Extended reasoning in large language models (LLMs) creates severe KV cache memory bottlenecks. Leading KV cache compression methods estimate KV importance using attention scores from recent post-RoPE queries. However, queries rotate with position during RoPE, making representative queries very few, leading to poor top-key selection and unstable reasoning. To avoid this issue, we turn to the pre-RoPE space, where we observe that Q and K vectors are highly concentrated around fixed non-zero centers and remain stable across positions -- Q/K concentration. We show that this concentration causes queries to preferentially attend to keys at specific distances (e.g., nearest keys), with the centers determining which distances are preferred via a trigonometric series. Based on this, we propose TriAttention to estimate key importance by leveraging these centers. Via the trigonometric series, we use the distance preference characterized by these centers to score keys according to their positions, and also leverage Q/K norms as an additional signal for importance estimation. On AIME25 with 32K-token generation, TriAttention matches Full Attention reasoning accuracy while achieving 2.5x higher throughput or 10.7x KV memory reduction, whereas leading baselines achieve only about half the accuracy at the same efficiency. TriAttention enables OpenClaw deployment on a single consumer GPU, where long context would otherwise cause out-of-memory with Full Attention.

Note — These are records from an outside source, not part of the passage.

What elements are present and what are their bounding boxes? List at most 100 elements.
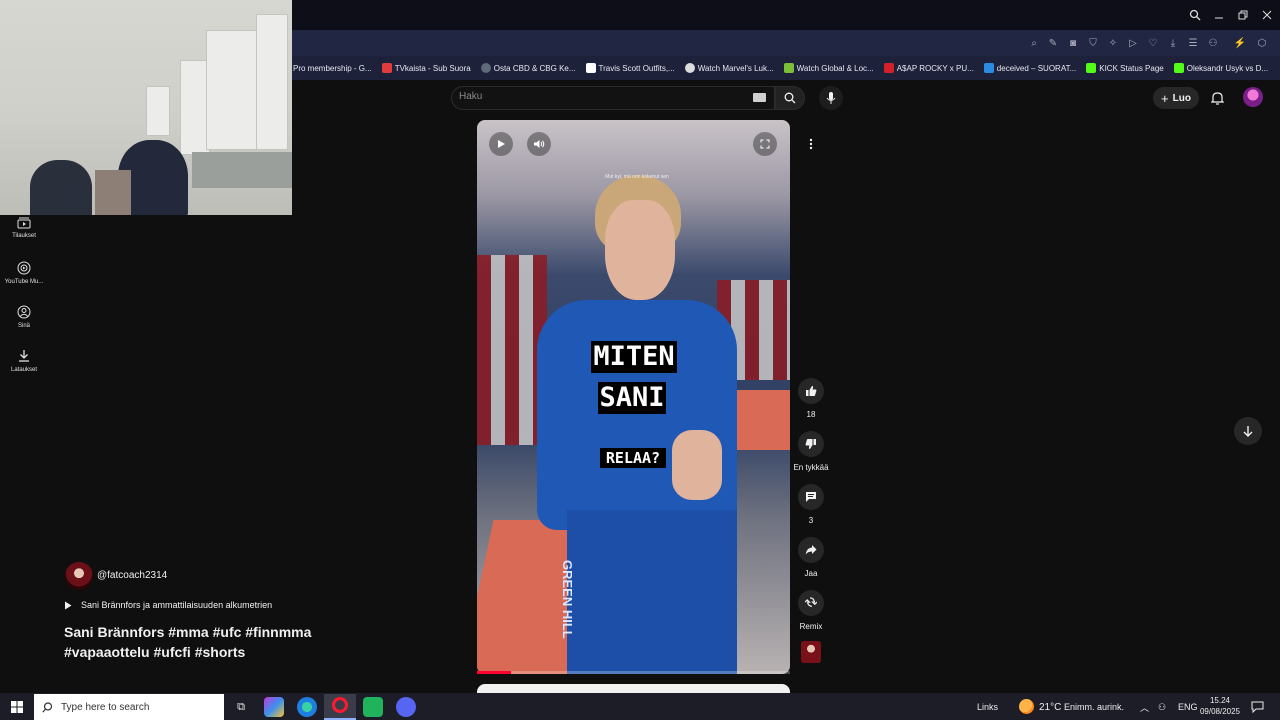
dislike-button[interactable]: [798, 431, 824, 457]
bookmark[interactable]: Watch Marvel's Luk...: [684, 63, 774, 73]
youtube-music-icon: [17, 261, 31, 275]
playlist-play-icon: [65, 601, 72, 609]
remix-button[interactable]: [798, 590, 824, 616]
comment-count: 3: [808, 516, 814, 525]
copilot-icon[interactable]: [264, 697, 284, 717]
show-hidden-icons[interactable]: ︿: [1140, 694, 1149, 720]
you-icon: [17, 305, 31, 319]
taskbar-active-app[interactable]: [324, 694, 356, 720]
video-progress-fill: [477, 671, 512, 674]
fullscreen-button[interactable]: [753, 132, 777, 156]
bookmark[interactable]: Osta CBD & CBG Ke...: [480, 63, 576, 73]
bookmark[interactable]: Oleksandr Usyk vs D...: [1173, 63, 1268, 73]
play-button[interactable]: [489, 132, 513, 156]
notifications-button[interactable]: [1209, 90, 1225, 106]
close-icon[interactable]: [1255, 0, 1279, 30]
caption-line-1: MITEN: [591, 341, 677, 373]
channel-handle[interactable]: @fatcoach2314: [97, 570, 167, 581]
bookmark[interactable]: Pro membership - G...: [293, 64, 372, 73]
menu-icon[interactable]: ☰: [1186, 36, 1200, 50]
athlete-face: [605, 200, 675, 300]
notification-icon: [1251, 701, 1264, 714]
extension-icon[interactable]: ✧: [1106, 36, 1120, 50]
profile-icon[interactable]: ⚇: [1206, 36, 1220, 50]
next-video-button[interactable]: [1234, 417, 1262, 445]
avatar[interactable]: [1243, 87, 1263, 107]
download-icon[interactable]: ⤓: [1166, 36, 1180, 50]
start-button[interactable]: [0, 694, 34, 720]
weather-description[interactable]: Enimm. aurink.: [1064, 694, 1124, 720]
person-face: [95, 170, 131, 215]
sidebar-item-you[interactable]: Sinä: [0, 305, 48, 329]
discord-icon[interactable]: [396, 697, 416, 717]
video-progress-bar[interactable]: [477, 671, 790, 674]
like-count: 18: [806, 410, 816, 419]
bookmark[interactable]: TVkaista - Sub Suora: [381, 63, 471, 73]
heart-icon[interactable]: ♡: [1146, 36, 1160, 50]
counter: [192, 152, 292, 188]
channel-avatar[interactable]: [65, 562, 93, 590]
video-subtitle: Mut kyl, mä oon kokenut sen: [605, 174, 669, 180]
task-view-icon[interactable]: ⧉: [231, 697, 251, 717]
bookmark[interactable]: Travis Scott Outfits,...: [585, 63, 675, 73]
site-icon: [684, 63, 695, 73]
bookmark[interactable]: A$AP ROCKY x PU...: [883, 63, 974, 73]
bookmark[interactable]: Watch Global & Loc...: [783, 63, 874, 73]
fullscreen-icon: [760, 139, 770, 149]
shorts-video-player[interactable]: GREEN HILL Mut kyl, mä oon kokenut sen M…: [477, 120, 790, 674]
comments-action: 3: [794, 484, 828, 525]
bookmark[interactable]: deceived – SUORAT...: [983, 63, 1076, 73]
puma-icon: [883, 63, 894, 73]
network-icon[interactable]: ⚇: [1158, 694, 1166, 720]
cabinet: [256, 14, 288, 150]
sidebar-item-youtube-music[interactable]: YouTube Mu...: [0, 261, 48, 285]
bookmark[interactable]: KICK Status Page: [1086, 63, 1164, 73]
sidebar-item-label: Sinä: [17, 323, 30, 329]
shield-icon[interactable]: ⛉: [1086, 36, 1100, 50]
create-button[interactable]: + Luo: [1153, 87, 1199, 109]
sidebar-item-downloads[interactable]: Lataukset: [0, 349, 48, 373]
weather-temperature[interactable]: 21°C: [1039, 694, 1061, 720]
edit-icon[interactable]: ✎: [1046, 36, 1060, 50]
voice-search-button[interactable]: [819, 86, 843, 110]
tv-icon: [381, 63, 392, 73]
remix-icon: [805, 597, 817, 607]
playlist-link[interactable]: Sani Brännfors ja ammattilaisuuden alkum…: [64, 600, 272, 610]
bookmark-label: TVkaista - Sub Suora: [394, 63, 471, 73]
vpn-icon[interactable]: ⚡: [1233, 36, 1247, 50]
taskbar-search-input[interactable]: Type here to search: [34, 694, 224, 720]
kick-icon: [1086, 63, 1097, 73]
keyboard-icon[interactable]: [753, 93, 766, 102]
create-label: Luo: [1172, 92, 1191, 104]
camera-icon[interactable]: ◙: [1066, 36, 1080, 50]
minimize-icon[interactable]: [1207, 0, 1231, 30]
sidebar-item-subscriptions[interactable]: Tilaukset: [0, 217, 48, 239]
input-language[interactable]: ENG: [1178, 694, 1198, 720]
share-button[interactable]: [798, 537, 824, 563]
volume-button[interactable]: [527, 132, 551, 156]
clock[interactable]: 15.24 09/08/2025: [1198, 695, 1242, 719]
cube-icon[interactable]: ⬡: [1255, 36, 1269, 50]
search-button[interactable]: [775, 86, 805, 110]
bell-icon: [1210, 92, 1224, 105]
more-options-button[interactable]: [803, 135, 819, 153]
send-icon[interactable]: ▷: [1126, 36, 1140, 50]
restore-icon[interactable]: [1231, 0, 1255, 30]
like-button[interactable]: [798, 378, 824, 404]
weather-icon[interactable]: [1019, 699, 1034, 714]
page-icon: [585, 63, 596, 73]
links-toolbar[interactable]: Links: [977, 694, 998, 720]
site-icon: [983, 63, 994, 73]
search-input[interactable]: [451, 86, 775, 110]
sidebar-item-label: Tilaukset: [12, 233, 36, 239]
play-icon: [498, 140, 505, 148]
edge-icon[interactable]: [297, 697, 317, 717]
notification-center-button[interactable]: [1251, 700, 1265, 714]
app-icon[interactable]: [363, 697, 383, 717]
microphone-icon: [826, 92, 836, 104]
zoom-icon[interactable]: ⌕: [1027, 36, 1041, 50]
android-icon: [783, 63, 794, 73]
sound-thumbnail[interactable]: [801, 641, 821, 663]
comments-button[interactable]: [798, 484, 824, 510]
browser-search-icon[interactable]: [1183, 0, 1207, 30]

翻译：摘要：在大语言模型（LLMs）中，扩展推理过程会产生严重的KV缓存内存瓶颈。当前的领先KV缓存压缩方法利用最近后RoPE查询的注意力分数来估计KV重要性。然而，在RoPE过程中，查询向量会随位置旋转，导致代表性查询极少，进而造成关键顶部选择不佳和推理不稳定。为解决此问题，我们转向前RoPE空间，观察到Q和K向量高度集中于固定的非零中心，并在不同位置上保持稳定——即Q/K集中现象。我们证明，这种集中性使得查询倾向于关注特定距离处的关键（例如最近的关键），而中心通过三角级数决定哪些距离被偏好。基于此，我们提出TriAttention，通过利用这些中心来估计关键重要性。借助三角级数，我们使用这些中心表征的距离偏好，根据关键位置对其进行评分，同时利用Q/K范数作为重要性估计的额外信号。在AIME25的32K token生成任务中，TriAttention在匹配全注意力推理精度的同时，实现了2.5倍的吞吐量提升或10.7倍的KV内存缩减，而领先基线方法在相同效率下仅能达到约一半的精度。TriAttention使得OpenClaw能够在单个消费级GPU上部署，而全注意力在长上下文场景下会导致内存不足。